In a previous blog post, I suggested we all construct our own “information bubbles” in the online social media universe.
Source: Image by Orlando Florin Rosu on Shutterstock, by permission (modified J. Pickens 2021)
Recent events in Washington DC on Jan. 6, 2021, brought the online free-speech debate to a new digital crossroad.
The question is: Should social media companies not only flag but take down inaccurate or incendiary content on their platforms? Or are the social media part of a free market of ideas where users should be exempt from editorial interference?
Facebook is the biggest global social network with over 2.7 billion active users in 2020. Last week, following the siege of the US Capitol building in Washington DC, social media platform Facebook’s CEO Mark Zuckerberg wrote: “The president’s decision to use our platform to condone rather than condemn the actions of his supporters at the Capitol building has rightly disturbed people in the US and around the world. We removed these statements yesterday because we judged that their effect … would be to provoke further violence.“ Facebook added: “We are extending the block we placed on his Facebook and Instagram accounts indefinitely.” (1)
Twitter had 330 million monthly (145 million daily) active users in 2019, with about 500 million daily tweets. Globally, there are 1.3 billion Twitter accounts, and it took just 3 years for Twitter to go from its first tweet to its billionth. Recently, Twitter released the following statement: “After close review of recent Tweets from the president’s account…we have permanently suspended the account due to the risk of further incitement of violence.” (2)
The suspension of a US president’s digital megaphone to millions of followers outraged free-speech advocates who accused the Silicon Valley CEOs of censorship and an attack on the First Amendment. There followed an avalanche of commentary on social media purporting that Twitter and Facebook’s suspending the President’s accounts represented the “Left Wing’s” systematic censoring of conservative political speech.
There is little evidence to support the grievance that tech companies target conservative voices over liberal ones. Instead, social media appears to lend itself to echo-chamber driven polarization of either liberal or conservative views. Both liberal and conservative online views are sometimes filtered. Effective rules and how to police them in digital communities are still evolving. It appears that Silicon Valley’s effort to moderate social media content does cut both ways on the political spectrum, but political scientists will continue to debate the extent of bias in the media and online. In the meantime, be a wise information consumer. (3)

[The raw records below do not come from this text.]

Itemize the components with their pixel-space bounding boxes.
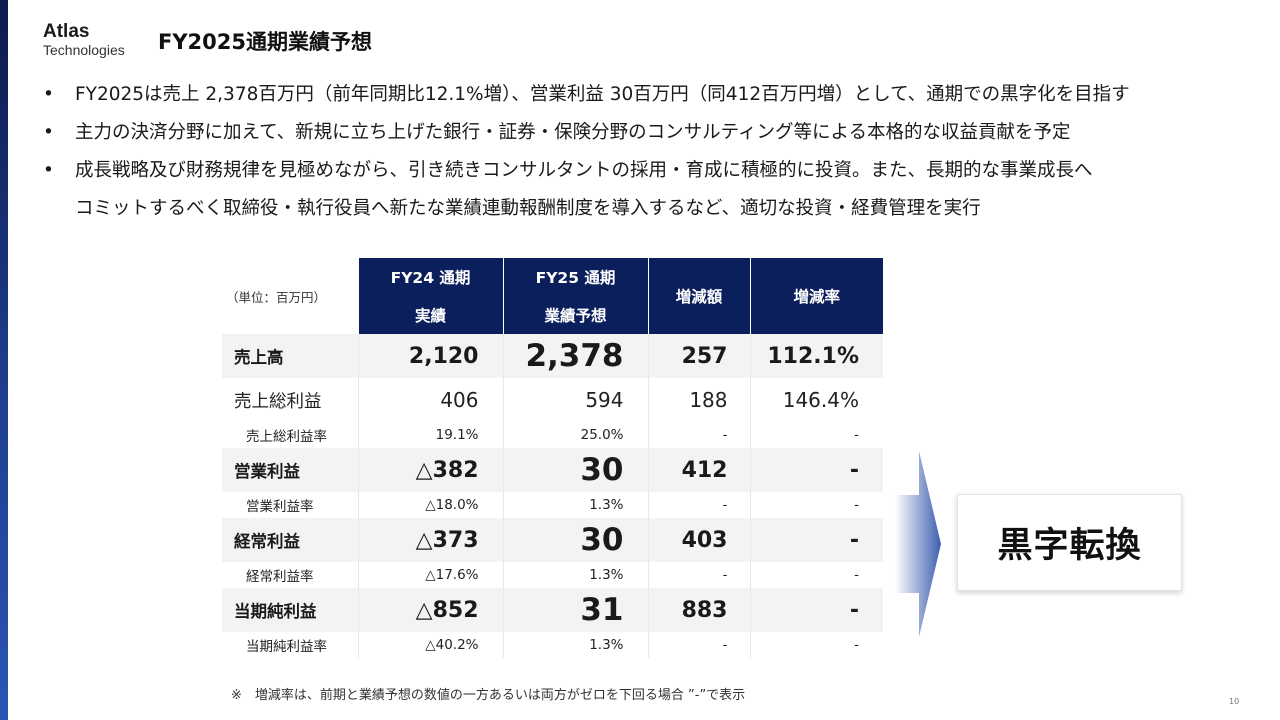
- row-label: 当期純利益率: [222, 632, 358, 658]
- row-label: 売上総利益率: [222, 422, 358, 448]
- fy25-value: 1.3%: [502, 492, 648, 518]
- callout-text: 黒字転換: [997, 526, 1142, 566]
- diff-value: 257: [647, 334, 750, 378]
- unit-label: （単位：百万円）: [222, 258, 358, 334]
- company-logo: Atlas Technologies: [43, 21, 125, 59]
- fy25-value: 30: [502, 448, 648, 492]
- table-row: 営業利益率 △18.0% 1.3% - -: [222, 492, 883, 518]
- bullet-text: 主力の決済分野に加えて、新規に立ち上げた銀行・証券・保険分野のコンサルティング等…: [75, 122, 1071, 143]
- table-row: 売上総利益 406 594 188 146.4%: [222, 378, 883, 422]
- fy24-value: △373: [357, 518, 503, 562]
- bullet-list: • FY2025は売上 2,378百万円（前年同期比12.1%増）、営業利益 3…: [40, 76, 1275, 228]
- bullet-item: • FY2025は売上 2,378百万円（前年同期比12.1%増）、営業利益 3…: [40, 76, 1275, 114]
- profit-turnaround-callout: 黒字転換: [957, 494, 1182, 591]
- row-label: 営業利益率: [222, 492, 358, 518]
- diff-value: 403: [647, 518, 750, 562]
- rate-value: -: [749, 562, 883, 588]
- header-diff: 増減額: [647, 258, 750, 334]
- table-row: 経常利益 △373 30 403 -: [222, 518, 883, 562]
- footnote: ※ 増減率は、前期と業績予想の数値の一方あるいは両方がゼロを下回る場合 ”-”で…: [231, 688, 746, 703]
- fy24-value: 19.1%: [357, 422, 503, 448]
- diff-value: -: [647, 422, 750, 448]
- side-accent-bar: [0, 0, 8, 720]
- diff-value: -: [647, 632, 750, 658]
- row-label: 経常利益率: [222, 562, 358, 588]
- header-fy25-type: 業績予想: [502, 296, 648, 334]
- fy25-value: 30: [502, 518, 648, 562]
- fy24-value: △40.2%: [357, 632, 503, 658]
- fy24-value: 406: [357, 378, 503, 422]
- bullet-marker: •: [43, 160, 54, 181]
- rate-value: -: [749, 588, 883, 632]
- rate-value: -: [749, 518, 883, 562]
- bullet-item: • 成長戦略及び財務規律を見極めながら、引き続きコンサルタントの採用・育成に積極…: [40, 152, 1275, 190]
- table-row: 売上総利益率 19.1% 25.0% - -: [222, 422, 883, 448]
- page-number: 10: [1229, 697, 1240, 706]
- row-label: 営業利益: [222, 448, 358, 492]
- fy25-value: 1.3%: [502, 562, 648, 588]
- rate-value: 146.4%: [749, 378, 883, 422]
- diff-value: 188: [647, 378, 750, 422]
- fy24-value: △17.6%: [357, 562, 503, 588]
- row-label: 当期純利益: [222, 588, 358, 632]
- diff-value: 412: [647, 448, 750, 492]
- bullet-text: 成長戦略及び財務規律を見極めながら、引き続きコンサルタントの採用・育成に積極的に…: [75, 160, 1093, 181]
- arrow-right-icon: [895, 451, 941, 637]
- fy25-value: 31: [502, 588, 648, 632]
- fy24-value: △18.0%: [357, 492, 503, 518]
- diff-value: 883: [647, 588, 750, 632]
- table-row: 営業利益 △382 30 412 -: [222, 448, 883, 492]
- fy25-value: 2,378: [502, 334, 648, 378]
- fy25-value: 594: [502, 378, 648, 422]
- rate-value: -: [749, 422, 883, 448]
- table-row: 売上高 2,120 2,378 257 112.1%: [222, 334, 883, 378]
- rate-value: 112.1%: [749, 334, 883, 378]
- diff-value: -: [647, 562, 750, 588]
- bullet-marker: •: [43, 122, 54, 143]
- table-row: 当期純利益率 △40.2% 1.3% - -: [222, 632, 883, 658]
- row-label: 売上高: [222, 334, 358, 378]
- bullet-item: • 主力の決済分野に加えて、新規に立ち上げた銀行・証券・保険分野のコンサルティン…: [40, 114, 1275, 152]
- header-fy24-period: FY24 通期: [357, 258, 503, 296]
- rate-value: -: [749, 632, 883, 658]
- logo-subtitle: Technologies: [43, 42, 125, 58]
- bullet-continuation: コミットするべく取締役・執行役員へ新たな業績連動報酬制度を導入するなど、適切な投…: [75, 198, 981, 219]
- rate-value: -: [749, 492, 883, 518]
- diff-value: -: [647, 492, 750, 518]
- header-fy24-type: 実績: [357, 296, 503, 334]
- logo-name: Atlas: [43, 21, 90, 42]
- row-label: 経常利益: [222, 518, 358, 562]
- table-row: 当期純利益 △852 31 883 -: [222, 588, 883, 632]
- bullet-marker: •: [43, 84, 54, 105]
- table-row: 経常利益率 △17.6% 1.3% - -: [222, 562, 883, 588]
- fy24-value: △382: [357, 448, 503, 492]
- bullet-text: FY2025は売上 2,378百万円（前年同期比12.1%増）、営業利益 30百…: [75, 84, 1130, 105]
- forecast-table: （単位：百万円） FY24 通期 FY25 通期 増減額 増減率 実績 業績予想…: [222, 258, 883, 658]
- rate-value: -: [749, 448, 883, 492]
- header-rate: 増減率: [749, 258, 883, 334]
- fy24-value: △852: [357, 588, 503, 632]
- fy25-value: 1.3%: [502, 632, 648, 658]
- page-title: FY2025通期業績予想: [158, 30, 372, 54]
- fy24-value: 2,120: [357, 334, 503, 378]
- fy25-value: 25.0%: [502, 422, 648, 448]
- row-label: 売上総利益: [222, 378, 358, 422]
- header-fy25-period: FY25 通期: [502, 258, 648, 296]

There are wide partisan differences in how social media is viewed. According to Pew Research, 70 percent of conservative survey respondents believed their right-leaning views were more often censored, compared with 25 percent of liberals who felt their views were censored. In a survey of 4,708 U.S. adults in 2020: 73 percent of Democrats said they approve of social media companies labeling posts from elected officials as inaccurate or misleading. Compare that with 71 percent of Republicans who said they disapprove of this practice. This divide in users’ perceptions of social media efforts to monitor content must be remembered as these media giants develop fact-checking and censorship guidelines. (4)
It is ultimately our personal responsibility as information consumers to seek out different points of view and to validate sources and ideas. Suffice it to say that social media companies are made of people, and humans can be biased. Therefore, use critical thinking to distinguish fact from fiction.
Social Media participation exposes users to multiple ideologies and sources. Strive to be aware of personal biases and preferences (“Your Bubble”). Steer clear of “motivated reasoning” that instinctively dismisses information that disagrees with your initial point of view. It is up to us to keep an open mind to avoid creating a self-serving information bubble. You cannot count on social media companies to police information for you – so the best arbiter of truth is your own capacity to understand that baloney, no matter how you slice it, is still baloney.